# Reproducibility

NixBench is built to make benchmark runs inspectable, but full reproducibility still depends on the agent, model, machine, and task corpus version.

## What The Harness Records

For each task, the harness records:

- Agent command.
- Agent return code.
- Agent timeout status.
- Agent duration.
- Evaluator command.
- Evaluator return code.
- Evaluator timeout status.
- Evaluator duration.
- Diff from starter to final workdir.
- Structured result JSON.

The aggregate run writes `results/<run-id>/summary.json`.

## Recommended Run Metadata

When publishing or comparing results, record:

- NixBench git commit.
- Agent command.
- Agent version.
- Model name.
- Timeout.
- Host OS and architecture.
- Whether network access was available.
- Whether Nix was configured with flakes enabled.

## Determinism Boundaries

The bundled tasks are mostly deterministic because evaluators use local Nix evaluation and fake builders. Agent behavior is not deterministic unless the agent and model expose a reliable deterministic mode.

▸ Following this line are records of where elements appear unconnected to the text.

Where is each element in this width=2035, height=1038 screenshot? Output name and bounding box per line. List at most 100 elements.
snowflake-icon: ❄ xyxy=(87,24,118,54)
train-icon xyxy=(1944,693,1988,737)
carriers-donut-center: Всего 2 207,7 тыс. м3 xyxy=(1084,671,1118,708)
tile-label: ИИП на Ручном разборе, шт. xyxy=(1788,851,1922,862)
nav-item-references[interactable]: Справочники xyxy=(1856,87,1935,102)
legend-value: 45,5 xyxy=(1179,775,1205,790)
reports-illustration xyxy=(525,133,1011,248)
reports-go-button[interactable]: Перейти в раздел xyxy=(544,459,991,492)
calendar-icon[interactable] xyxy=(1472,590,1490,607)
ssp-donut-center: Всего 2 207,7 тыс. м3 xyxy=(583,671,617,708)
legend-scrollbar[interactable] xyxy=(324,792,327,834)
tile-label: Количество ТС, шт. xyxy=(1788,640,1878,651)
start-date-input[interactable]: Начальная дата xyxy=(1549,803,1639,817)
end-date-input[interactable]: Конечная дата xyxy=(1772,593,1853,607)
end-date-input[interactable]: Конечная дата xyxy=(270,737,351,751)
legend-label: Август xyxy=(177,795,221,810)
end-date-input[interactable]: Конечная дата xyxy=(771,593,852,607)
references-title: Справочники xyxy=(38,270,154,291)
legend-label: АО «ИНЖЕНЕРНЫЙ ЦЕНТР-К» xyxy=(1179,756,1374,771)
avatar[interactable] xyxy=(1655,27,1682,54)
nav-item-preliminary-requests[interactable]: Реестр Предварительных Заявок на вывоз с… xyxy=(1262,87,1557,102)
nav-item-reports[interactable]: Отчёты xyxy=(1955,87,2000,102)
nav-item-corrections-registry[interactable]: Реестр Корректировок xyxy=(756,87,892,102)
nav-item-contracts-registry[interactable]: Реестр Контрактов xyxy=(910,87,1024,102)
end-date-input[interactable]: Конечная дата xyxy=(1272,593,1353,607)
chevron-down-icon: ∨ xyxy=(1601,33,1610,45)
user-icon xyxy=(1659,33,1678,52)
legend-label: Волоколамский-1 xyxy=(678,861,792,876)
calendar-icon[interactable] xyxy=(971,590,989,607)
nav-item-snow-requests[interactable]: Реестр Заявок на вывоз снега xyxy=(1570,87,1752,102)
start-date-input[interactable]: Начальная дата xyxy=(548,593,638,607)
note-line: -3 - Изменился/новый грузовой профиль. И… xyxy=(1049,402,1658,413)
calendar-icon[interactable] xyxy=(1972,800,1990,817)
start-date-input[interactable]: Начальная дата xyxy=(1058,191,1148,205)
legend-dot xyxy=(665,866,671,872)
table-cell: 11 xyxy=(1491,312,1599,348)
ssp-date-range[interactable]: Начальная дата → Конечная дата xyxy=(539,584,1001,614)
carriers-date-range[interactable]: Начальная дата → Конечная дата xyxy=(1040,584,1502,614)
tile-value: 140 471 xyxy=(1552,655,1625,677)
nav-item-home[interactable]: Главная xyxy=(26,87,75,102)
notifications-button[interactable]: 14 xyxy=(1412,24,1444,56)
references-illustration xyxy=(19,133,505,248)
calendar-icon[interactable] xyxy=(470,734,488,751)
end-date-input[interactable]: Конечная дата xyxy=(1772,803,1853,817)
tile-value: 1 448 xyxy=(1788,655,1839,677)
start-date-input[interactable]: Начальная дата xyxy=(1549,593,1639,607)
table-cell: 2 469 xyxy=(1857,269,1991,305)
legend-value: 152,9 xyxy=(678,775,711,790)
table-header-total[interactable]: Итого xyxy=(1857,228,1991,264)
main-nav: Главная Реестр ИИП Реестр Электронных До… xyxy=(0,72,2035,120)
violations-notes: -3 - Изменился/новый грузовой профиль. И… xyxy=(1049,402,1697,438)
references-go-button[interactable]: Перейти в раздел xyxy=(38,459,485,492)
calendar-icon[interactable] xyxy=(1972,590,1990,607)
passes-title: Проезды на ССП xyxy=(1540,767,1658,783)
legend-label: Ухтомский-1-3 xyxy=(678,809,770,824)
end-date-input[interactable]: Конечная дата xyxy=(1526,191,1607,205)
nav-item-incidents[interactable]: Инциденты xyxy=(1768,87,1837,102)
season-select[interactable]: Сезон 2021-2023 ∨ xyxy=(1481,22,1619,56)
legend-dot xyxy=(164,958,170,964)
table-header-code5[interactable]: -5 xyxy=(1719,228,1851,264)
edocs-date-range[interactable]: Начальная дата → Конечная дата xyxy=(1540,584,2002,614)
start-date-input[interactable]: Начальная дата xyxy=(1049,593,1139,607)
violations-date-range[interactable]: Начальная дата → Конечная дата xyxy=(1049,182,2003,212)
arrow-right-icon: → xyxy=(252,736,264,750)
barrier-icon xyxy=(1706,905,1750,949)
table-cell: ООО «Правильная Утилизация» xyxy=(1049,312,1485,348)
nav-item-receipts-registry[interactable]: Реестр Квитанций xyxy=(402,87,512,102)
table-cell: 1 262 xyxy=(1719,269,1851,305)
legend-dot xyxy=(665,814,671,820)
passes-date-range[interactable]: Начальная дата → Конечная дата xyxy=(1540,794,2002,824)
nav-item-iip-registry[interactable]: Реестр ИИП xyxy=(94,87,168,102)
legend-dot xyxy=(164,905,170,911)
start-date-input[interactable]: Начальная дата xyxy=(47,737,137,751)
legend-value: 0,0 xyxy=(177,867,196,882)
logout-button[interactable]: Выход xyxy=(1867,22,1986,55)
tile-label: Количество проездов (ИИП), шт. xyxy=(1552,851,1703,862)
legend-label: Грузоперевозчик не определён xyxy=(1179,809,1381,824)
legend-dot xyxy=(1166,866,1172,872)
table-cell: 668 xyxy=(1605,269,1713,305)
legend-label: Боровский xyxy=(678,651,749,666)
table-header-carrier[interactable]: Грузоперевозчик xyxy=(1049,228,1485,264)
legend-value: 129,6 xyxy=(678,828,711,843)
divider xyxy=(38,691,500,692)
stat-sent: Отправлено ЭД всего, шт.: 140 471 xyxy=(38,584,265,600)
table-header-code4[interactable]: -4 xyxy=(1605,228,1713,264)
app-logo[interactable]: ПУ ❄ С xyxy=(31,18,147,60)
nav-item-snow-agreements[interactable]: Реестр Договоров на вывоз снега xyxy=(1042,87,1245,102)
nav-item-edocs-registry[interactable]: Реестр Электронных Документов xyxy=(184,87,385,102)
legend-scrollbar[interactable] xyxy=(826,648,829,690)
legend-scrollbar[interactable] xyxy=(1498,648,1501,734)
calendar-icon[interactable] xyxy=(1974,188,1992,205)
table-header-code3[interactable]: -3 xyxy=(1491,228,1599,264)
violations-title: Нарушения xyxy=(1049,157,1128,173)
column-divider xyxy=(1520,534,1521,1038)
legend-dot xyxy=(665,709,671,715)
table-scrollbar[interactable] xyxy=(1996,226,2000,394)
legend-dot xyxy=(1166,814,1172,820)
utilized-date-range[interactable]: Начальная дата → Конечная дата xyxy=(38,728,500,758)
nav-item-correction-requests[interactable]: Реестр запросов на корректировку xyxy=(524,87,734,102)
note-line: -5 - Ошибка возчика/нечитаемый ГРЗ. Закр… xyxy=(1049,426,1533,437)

For serious comparisons, run each model multiple times and report:

- pass rate
- mean score
- median score
- timeout rate
- common failure classes

## Versioning The Corpus

Changing a task prompt, starter, evaluator, or reference solution changes the benchmark. Treat corpus changes as benchmark-version changes.

Suggested policy:

- Patch version: docs or harness-only changes.
- Minor version: new tasks added, no existing tasks changed.
- Major version: existing task behavior or scoring changed.

## Avoiding Leakage

The hidden evaluator is intentionally outside the copied workdir. Do not give the agent paths to `tasks/<id>/tests/check.sh`. Do not include hidden assertions in `prompt.md`.

For public leaderboards, use a private hidden corpus in addition to the public corpus.